Era il 30 marzo 2011. Berlusconi, giunto a Lampedusa, rassicurava gli abitanti sulla situazione immigrati nell’isola. E come al solito, non aveva perso tempo per mostrare buona parte del suo repertorio di balle spaziali, questa volta ad insulam:

  • “in 48-60 ore, gli immigranti andranno via da Lampedusa”;
  • “apriremo un casinò e un campo da golf”;
  • “abbiamo dato incarico a Rai e Mediaset di fare servizi che attirino gli italiani (a Lampedusa)”;
  • “verranno stanziati fondi straordinari per Lampedusa”;
  • “una moratoria fiscale”;
  • “la richiesta all’Unione Europea che l’isola sia zona franca”;
  • “candidiamo Lampedusa al Nobel per la pace”.

E per ultima, perla delle perle: “Mi sono, ieri mattina, domandato: ma incontrando i lampedusani, come posso dargli io la sicurezza che tutti i piani che annuncerò saranno davvero trasformati in realizzazioni concrete? Mi sono detto DEVO DIVENTARE LAMPEDUSANO ANCH’IO! Mi sono attaccato ad internet, ho scovato una casa bellissima di fronte a Cala Francese, si chiama Due Palme… e l’ho comperata! Quindi, adesso, avete, nel governo un interlocutore assolutamente interessato”.

Accanto, Raffaele Lombardo che, come al solito, è presente solo fisicamente (lo sguardo è totalmente assente) e che sbadiglia durante il discorso del premier; il sindaco De Rubeis che si preoccupa che Berlusconi non cada dal muretto dal quale parla (un’altezza vertiginosa di qualche decina di centimetri) e una signora sconosciuta che annuisce per tutto il Berlusconi Show.

Inutile aggiungere che nessuna delle promesse di cui sopra sia stata mantenuta, salvo la prima e per poche ore (il tempo di un nuovo sbarco di disperati).

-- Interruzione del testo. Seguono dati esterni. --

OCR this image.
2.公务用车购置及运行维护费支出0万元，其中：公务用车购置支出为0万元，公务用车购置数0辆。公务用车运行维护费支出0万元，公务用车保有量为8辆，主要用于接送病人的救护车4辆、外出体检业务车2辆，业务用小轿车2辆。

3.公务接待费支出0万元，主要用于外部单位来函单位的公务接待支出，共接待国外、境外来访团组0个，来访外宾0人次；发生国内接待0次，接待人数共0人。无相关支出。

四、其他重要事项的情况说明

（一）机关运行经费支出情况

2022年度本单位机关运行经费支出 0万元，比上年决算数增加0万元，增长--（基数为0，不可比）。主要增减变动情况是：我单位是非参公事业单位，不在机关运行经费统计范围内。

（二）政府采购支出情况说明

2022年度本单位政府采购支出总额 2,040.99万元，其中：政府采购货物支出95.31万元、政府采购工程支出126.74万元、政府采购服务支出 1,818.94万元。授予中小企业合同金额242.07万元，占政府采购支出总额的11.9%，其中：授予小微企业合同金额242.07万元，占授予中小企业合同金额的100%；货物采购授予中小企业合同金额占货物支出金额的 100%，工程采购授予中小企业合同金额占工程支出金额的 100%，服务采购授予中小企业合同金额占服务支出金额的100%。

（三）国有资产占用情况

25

Lombardo, ovviamente, nella sua sconfinata assenza di uomo politico, si limita a dire che Lampedusa è a rischio epidemia per poi sparire anche lui come un mal di testa dopo un analgesico.

Intanto gli immigrati continuano a sbarcare sull’isola durante questi sei mesi. E oggi, dopo l’incendio doloso che ha distrutto il centro di prima accoglienza, De Rubeis si sfoga dicendo di “essere ancora in attesa di potere parlare con Berlusconi e con il ministro Maroni per sapere cosa intendono fare”. E mentre è in attesa, il sindaco alza il tiro: davanti alle telecamere, non si rivolge più al Presidente del Consiglio ma direttamente a quello della Repubblica: “Napolitano parla tanto di Unità d’Italia? Bene, muova il culo”.

Berlusconi, Maroni e Napolitano? De Rubeis, visti i nomi e i personaggi, le do un consiglio: chi fa da sé fa per tre. E sicuramente di più di questi tre. Con rispetto parlando. Ma anche no.